Great movie directors like Steven Spielberg can point to the same sort of trajectory; through deep learning, mastery, imagination and a keen eye toward figuring out how to best finance the work he wants to do. He was not side-tracked by the drama of going into situations in which he was in well over his head. No big personal dramas which affected his clear path toward getting done what it was he wanted to get done: Direct big (and small) wonderful movies. 

I look to people in my own life who have become successful in their fields (including photography) and see people who may stumble from time to time but who mostly hew to a course they want to follow, learn more every day, and follow the time proven advice of experts. They save for a rainy day, they understand that compound interest can be their best friend or their worst enemy. They have insurance against unexpected pitfalls. They are responsible. They don't blindly spend money they don't have in a reckless fashion, which would endanger their family's financial health and limit their own opportunities. 
And mostly they work with their family and friends as an interconnected social team.

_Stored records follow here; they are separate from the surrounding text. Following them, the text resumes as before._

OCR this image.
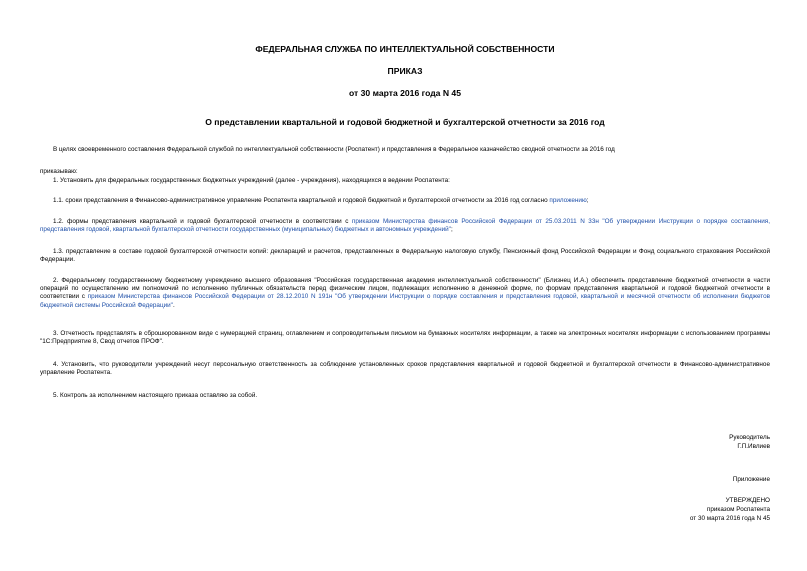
ФЕДЕРАЛЬНАЯ СЛУЖБА ПО ИНТЕЛЛЕКТУАЛЬНОЙ СОБСТВЕННОСТИ
ПРИКАЗ
от 30 марта 2016 года N 45
О представлении квартальной и годовой бюджетной и бухгалтерской отчетности за 2016 год
В целях своевременного составления Федеральной службой по интеллектуальной собственности (Роспатент) и представления в Федеральное казначейство сводной отчетности за 2016 год
приказываю:
1. Установить для федеральных государственных бюджетных учреждений (далее - учреждения), находящихся в ведении Роспатента:
1.1. сроки представления в Финансово-административное управление Роспатента квартальной и годовой бюджетной и бухгалтерской отчетности за 2016 год согласно приложению;
1.2. формы представления квартальной и годовой бухгалтерской отчетности в соответствии с приказом Министерства финансов Российской Федерации от 25.03.2011 N 33н "Об утверждении Инструкции о порядке составления, представления годовой, квартальной бухгалтерской отчетности государственных (муниципальных) бюджетных и автономных учреждений";
1.3. представление в составе годовой бухгалтерской отчетности копий: деклараций и расчетов, представленных в Федеральную налоговую службу, Пенсионный фонд Российской Федерации и Фонд социального страхования Российской Федерации.
2. Федеральному государственному бюджетному учреждению высшего образования "Российская государственная академия интеллектуальной собственности" (Близнец И.А.) обеспечить представление бюджетной отчетности в части операций по осуществлению им полномочий по исполнению публичных обязательств перед физическим лицом, подлежащих исполнению в денежной форме, по формам представления квартальной и годовой бюджетной отчетности в соответствии с приказом Министерства финансов Российской Федерации от 28.12.2010 N 191н "Об утверждении Инструкции о порядке составления и представления годовой, квартальной и месячной отчетности об исполнении бюджетов бюджетной системы Российской Федерации".
3. Отчетность представлять в сброшюрованном виде с нумерацией страниц, оглавлением и сопроводительным письмом на бумажных носителях информации, а также на электронных носителях информации с использованием программы "1С:Предприятие 8, Свод отчетов ПРОФ".
4. Установить, что руководители учреждений несут персональную ответственность за соблюдение установленных сроков представления квартальной и годовой бюджетной и бухгалтерской отчетности в Финансово-административное управление Роспатента.
5. Контроль за исполнением настоящего приказа оставляю за собой.
Руководитель
Г.П.Ивлиев
Приложение
УТВЕРЖДЕНО
приказом Роспатента
от 30 марта 2016 года N 45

Why is it so different in the popular quasi-fiction of our current web-celebrity photographers? Why are examples of people who've repeatedly made horrible life decisions, amazingly poor business decisions, and who have tossed themselves and their families into painful (and unnecessary) debt, held up to us as exemplars of our industry. People to emulate? Why do we find Icarus Resurrected to be a fable that we want attached to our pursuits as artists, or just as business people who do imaging? 

Do we believe that their self-inflicted suffering imbues them with some special understanding of life and the process of art? If that were true would they not be practicing their art full tilt with this new understanding, gained while having their wings melt apart, and while screaming in terror as they plunged back down to the firmament? But no, most who fail because of their lack of discipline, or preparation, or planning are just making arrangements for their latest trip down another rabbit hole:  "teaching" (as in workshops).  Do we really want to believe so strongly in redemption stories?

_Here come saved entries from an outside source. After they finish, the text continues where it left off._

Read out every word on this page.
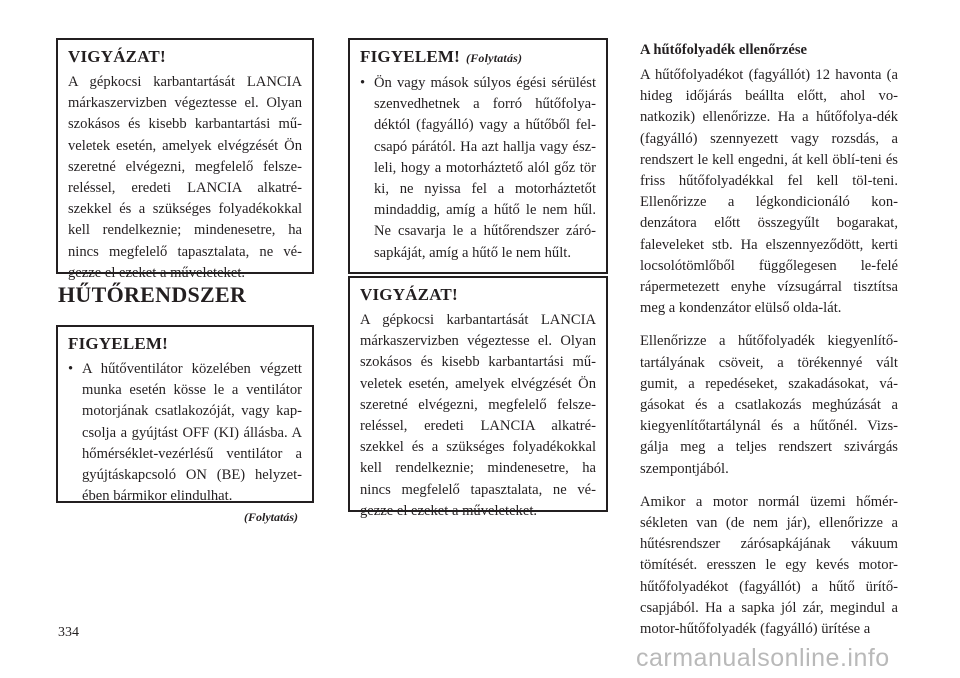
VIGYÁZAT!

A gépkocsi karbantartását LANCIA márkaszervizben végeztesse el. Olyan szokásos és kisebb karbantartási mű-veletek esetén, amelyek elvégzését Ön szeretné elvégezni, megfelelő felsze-reléssel, eredeti LANCIA alkatré-szekkel és a szükséges folyadékokkal kell rendelkeznie; mindenesetre, ha nincs megfelelő tapasztalata, ne vé-gezze el ezeket a műveleteket.

HŰTŐRENDSZER

FIGYELEM!

• A hűtőventilátor közelében végzett munka esetén kösse le a ventilátor motorjának csatlakozóját, vagy kap-csolja a gyújtást OFF (KI) állásba. A hőmérséklet-vezérlésű ventilátor a gyújtáskapcsoló ON (BE) helyzet-ében bármikor elindulhat.
(Folytatás)

FIGYELEM! (Folytatás)

• Ön vagy mások súlyos égési sérülést szenvedhetnek a forró hűtőfolya-déktól (fagyálló) vagy a hűtőből fel-csapó párától. Ha azt hallja vagy ész-leli, hogy a motorháztető alól gőz tör ki, ne nyissa fel a motorháztetőt mindaddig, amíg a hűtő le nem hűl. Ne csavarja le a hűtőrendszer záró-sapkáját, amíg a hűtő le nem hűlt.

VIGYÁZAT!

A gépkocsi karbantartását LANCIA márkaszervizben végeztesse el. Olyan szokásos és kisebb karbantartási mű-veletek esetén, amelyek elvégzését Ön szeretné elvégezni, megfelelő felsze-reléssel, eredeti LANCIA alkatré-szekkel és a szükséges folyadékokkal kell rendelkeznie; mindenesetre, ha nincs megfelelő tapasztalata, ne vé-gezze el ezeket a műveleteket.

A hűtőfolyadék ellenőrzése

A hűtőfolyadékot (fagyállót) 12 havonta (a hideg időjárás beállta előtt, ahol vo-natkozik) ellenőrizze. Ha a hűtőfolya-dék (fagyálló) szennyezett vagy rozsdás, a rendszert le kell engedni, át kell öblí-teni és friss hűtőfolyadékkal fel kell töl-teni. Ellenőrizze a légkondicionáló kon-denzátora előtt összegyűlt bogarakat, faleveleket stb. Ha elszennyeződött, kerti locsolótömlőből függőlegesen le-felé rápermetezett enyhe vízsugárral tisztítsa meg a kondenzátor elülső olda-lát.

Ellenőrizze a hűtőfolyadék kiegyenlítő-tartályának csöveit, a törékennyé vált gumit, a repedéseket, szakadásokat, vá-gásokat és a csatlakozás meghúzását a kiegyenlítőtartálynál és a hűtőnél. Vizs-gálja meg a teljes rendszert szivárgás szempontjából.

Amikor a motor normál üzemi hőmér-sékleten van (de nem jár), ellenőrizze a hűtésrendszer zárósapkájának vákuum tömítését. eresszen le egy kevés motor-hűtőfolyadékot (fagyállót) a hűtő ürítő-csapjából. Ha a sapka jól zár, megindul a motor-hűtőfolyadék (fagyálló) ürítése a

334
carmanualsonline.info
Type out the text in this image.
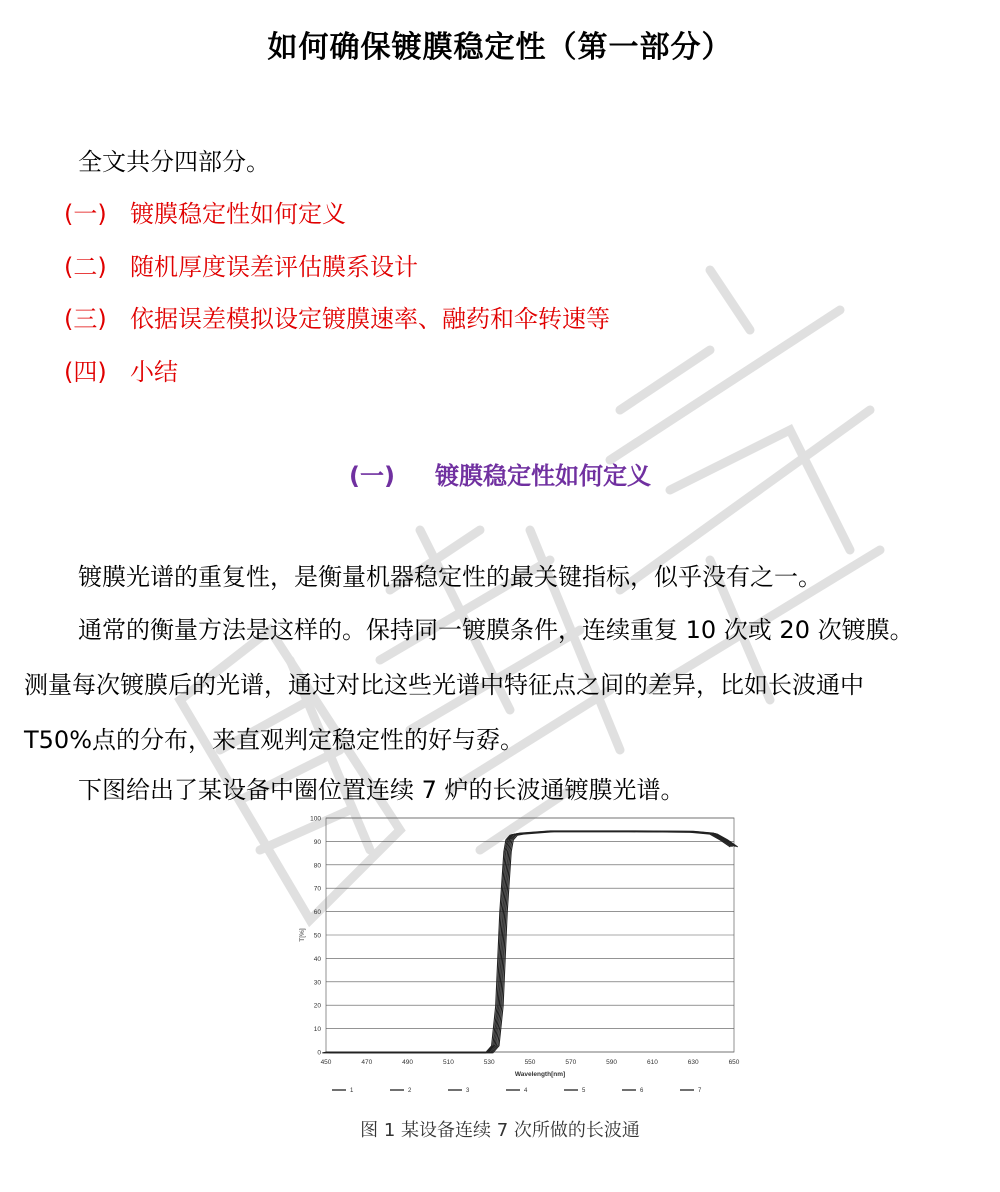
如何确保镀膜稳定性（第一部分）
全文共分四部分。
(一) 镀膜稳定性如何定义
(二) 随机厚度误差评估膜系设计
(三) 依据误差模拟设定镀膜速率、融药和伞转速等
(四) 小结
(一) 镀膜稳定性如何定义

镀膜光谱的重复性，是衡量机器稳定性的最关键指标，似乎没有之一。

通常的衡量方法是这样的。保持同一镀膜条件，连续重复 10 次或 20 次镀膜。
测量每次镀膜后的光谱，通过对比这些光谱中特征点之间的差异，比如长波通中
T50%点的分布，来直观判定稳定性的好与孬。

下图给出了某设备中圈位置连续 7 炉的长波通镀膜光谱。

0
10
20
30
40
50
60
70
80
90
100
450	470	490	510	530	550	570	590	610	630	650
Wavelength[nm]
T[%]
1	2	3	4	5	6	7
图 1 某设备连续 7 次所做的长波通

Wanna gauge whether or not you should be taking business and shooting advice from one of these repeatingly failing wunderkind? Demand a look behind the curtain. Who benefits from their "teaching?" Beside the fees they take in does the student really benefit or is the whole enterprise a charade underwritten by a sponsor who, in the end, is the real winner? Is the "teacher" still teetering on the edge of a financial abyss? Have they really learned anything other than the magic incantation or promise of hidden knowledge readymade for pulling in workshop attendees in order to supplement the new "teacher's" income. Is the incessant sharing of their foibles meant to foster some sort of preferred underdog status in our industry? 

Maybe a better series of workshops (and something that would really help our industry) would be structured  around how to actually do the business successfully. How to set up a retirement account. How to save money for a rainy day. How to grow your business in a smart way. How to bill. How to market. How to sell. How to stay married (a proven way to become wealthier, by the way...). How to balance a career with your family. How to make your kids proud of you... And maybe the courses could be taught by solid professionals instead. 

The real secret to a happy and fulfilling life in photography, as far as I can see, is to do well every day. Being happy doing good work. Sustainability. Freedom from anxiety over money. Because wherever you go in this world you still have you to work with....

Just a thought after reading my 50th back from bankruptcy redemption fable from photographers on the web.

Easy lesson? Don't buy stuff you can't afford.